Reforms proposed for at risk youth

The Legal Services Commission is encouraging South Australians to have their say on raising the age of criminal responsibility from 10 to 12 years of age.

As the largest provider of legal assistance in South Australia, Legal Services is passionate and committed to ensuring justice is available and accessible for all South Australians.

Legal Services Commission CEO Gabrielle Canny said that young children need to be aware of their rights and responsibilities under the law.

“We support measures to reduce rates of reoffending, facilitate more appropriate treatment for children, and ultimately, deliver better outcomes for children and the community,” Ms Canny said.

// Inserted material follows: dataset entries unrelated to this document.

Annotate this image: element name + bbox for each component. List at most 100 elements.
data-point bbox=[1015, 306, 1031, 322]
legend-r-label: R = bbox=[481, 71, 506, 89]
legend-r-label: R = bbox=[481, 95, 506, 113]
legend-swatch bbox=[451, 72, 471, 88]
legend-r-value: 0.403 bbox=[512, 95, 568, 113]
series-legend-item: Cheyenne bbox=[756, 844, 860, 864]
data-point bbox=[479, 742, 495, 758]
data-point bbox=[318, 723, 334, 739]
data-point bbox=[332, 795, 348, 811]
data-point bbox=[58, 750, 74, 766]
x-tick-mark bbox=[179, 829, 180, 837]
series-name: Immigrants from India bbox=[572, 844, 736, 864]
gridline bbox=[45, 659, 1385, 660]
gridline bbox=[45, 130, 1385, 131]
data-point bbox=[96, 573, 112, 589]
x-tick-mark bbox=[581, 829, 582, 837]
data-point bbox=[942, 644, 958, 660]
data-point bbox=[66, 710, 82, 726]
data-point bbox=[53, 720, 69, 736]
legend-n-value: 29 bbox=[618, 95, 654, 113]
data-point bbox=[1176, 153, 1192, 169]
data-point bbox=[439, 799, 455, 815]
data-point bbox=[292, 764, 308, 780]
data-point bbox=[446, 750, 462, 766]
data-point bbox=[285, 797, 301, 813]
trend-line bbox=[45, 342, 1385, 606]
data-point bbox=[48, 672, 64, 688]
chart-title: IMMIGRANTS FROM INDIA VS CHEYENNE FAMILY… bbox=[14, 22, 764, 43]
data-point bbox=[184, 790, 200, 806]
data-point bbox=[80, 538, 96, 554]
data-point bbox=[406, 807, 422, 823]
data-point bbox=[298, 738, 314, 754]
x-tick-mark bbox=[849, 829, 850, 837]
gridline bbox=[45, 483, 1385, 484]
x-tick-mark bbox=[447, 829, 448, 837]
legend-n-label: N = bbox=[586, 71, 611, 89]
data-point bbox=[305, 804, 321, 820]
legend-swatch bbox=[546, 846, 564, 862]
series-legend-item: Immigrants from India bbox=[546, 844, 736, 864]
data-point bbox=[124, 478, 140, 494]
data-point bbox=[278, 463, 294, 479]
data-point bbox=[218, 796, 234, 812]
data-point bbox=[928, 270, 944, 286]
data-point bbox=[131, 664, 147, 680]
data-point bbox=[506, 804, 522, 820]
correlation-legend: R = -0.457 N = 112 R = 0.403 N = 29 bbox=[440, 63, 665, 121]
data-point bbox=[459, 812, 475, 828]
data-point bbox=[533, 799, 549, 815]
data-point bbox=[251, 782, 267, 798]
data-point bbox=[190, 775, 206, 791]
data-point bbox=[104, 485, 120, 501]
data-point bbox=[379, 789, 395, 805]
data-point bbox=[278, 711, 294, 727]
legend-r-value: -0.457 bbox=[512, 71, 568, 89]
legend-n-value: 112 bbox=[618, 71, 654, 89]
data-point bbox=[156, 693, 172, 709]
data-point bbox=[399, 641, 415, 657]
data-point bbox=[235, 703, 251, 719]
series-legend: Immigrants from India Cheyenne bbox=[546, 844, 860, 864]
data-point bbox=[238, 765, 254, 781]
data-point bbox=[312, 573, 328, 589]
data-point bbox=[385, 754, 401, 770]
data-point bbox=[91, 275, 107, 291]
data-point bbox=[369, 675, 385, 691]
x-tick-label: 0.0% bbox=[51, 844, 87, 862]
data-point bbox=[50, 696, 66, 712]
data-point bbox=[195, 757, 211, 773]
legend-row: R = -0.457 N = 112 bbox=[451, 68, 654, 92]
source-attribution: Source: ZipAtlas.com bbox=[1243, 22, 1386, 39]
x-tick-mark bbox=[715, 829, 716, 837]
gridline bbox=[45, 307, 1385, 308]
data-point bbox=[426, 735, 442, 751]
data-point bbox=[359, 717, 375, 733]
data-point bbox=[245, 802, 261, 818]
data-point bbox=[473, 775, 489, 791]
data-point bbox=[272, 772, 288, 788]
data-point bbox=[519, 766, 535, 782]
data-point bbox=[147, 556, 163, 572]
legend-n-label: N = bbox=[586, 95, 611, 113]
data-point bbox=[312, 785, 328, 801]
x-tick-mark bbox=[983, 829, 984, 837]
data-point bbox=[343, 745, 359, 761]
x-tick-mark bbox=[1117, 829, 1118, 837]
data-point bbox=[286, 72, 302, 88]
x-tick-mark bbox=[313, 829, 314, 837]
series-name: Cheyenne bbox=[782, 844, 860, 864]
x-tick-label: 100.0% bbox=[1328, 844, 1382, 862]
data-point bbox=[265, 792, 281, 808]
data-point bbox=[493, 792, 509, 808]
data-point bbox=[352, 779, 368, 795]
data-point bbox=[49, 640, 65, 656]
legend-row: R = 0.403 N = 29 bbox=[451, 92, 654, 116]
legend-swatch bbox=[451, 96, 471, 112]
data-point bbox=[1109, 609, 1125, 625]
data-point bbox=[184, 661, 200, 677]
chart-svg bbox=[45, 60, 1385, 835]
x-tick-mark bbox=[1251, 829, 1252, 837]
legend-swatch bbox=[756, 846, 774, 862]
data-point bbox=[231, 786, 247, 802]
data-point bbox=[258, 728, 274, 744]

“Legal Services commends the State Government for releasing its discussion paper setting out a proposal to raise the minimum age of criminal responsibility from 10 to 12 years of age, and we’re encouraging our clients, the community at large, and the legal profession to have their say.”

Central to any reform is that transparency is maintained, and that young people do not lose access to legal advice and representation.

“It is pleasing to see the discussion paper is looking to explore alternate diversion models that divert these very young children away from the criminal justice system in the first instance.

“Evidence shows that early intervention strategies that address the underlying causes of a young child's criminal behaviour and keep them out of the criminal justice system, ultimately lead to improved child and community outcomes.

“We also welcome the Government consulting widely on further reforms to stop adults recruiting children to engage in criminal activities.

“As a trusted voice on legal policy and legislative change, we welcome the opportunity to look at law reform in this area.”

Legal Services has previously stated its position that the age of criminal responsibility should be increased from 10 to 14 years of age, in line with international evidence that children under the age of 14 lack the capacity to fully understand accountability for criminal offending.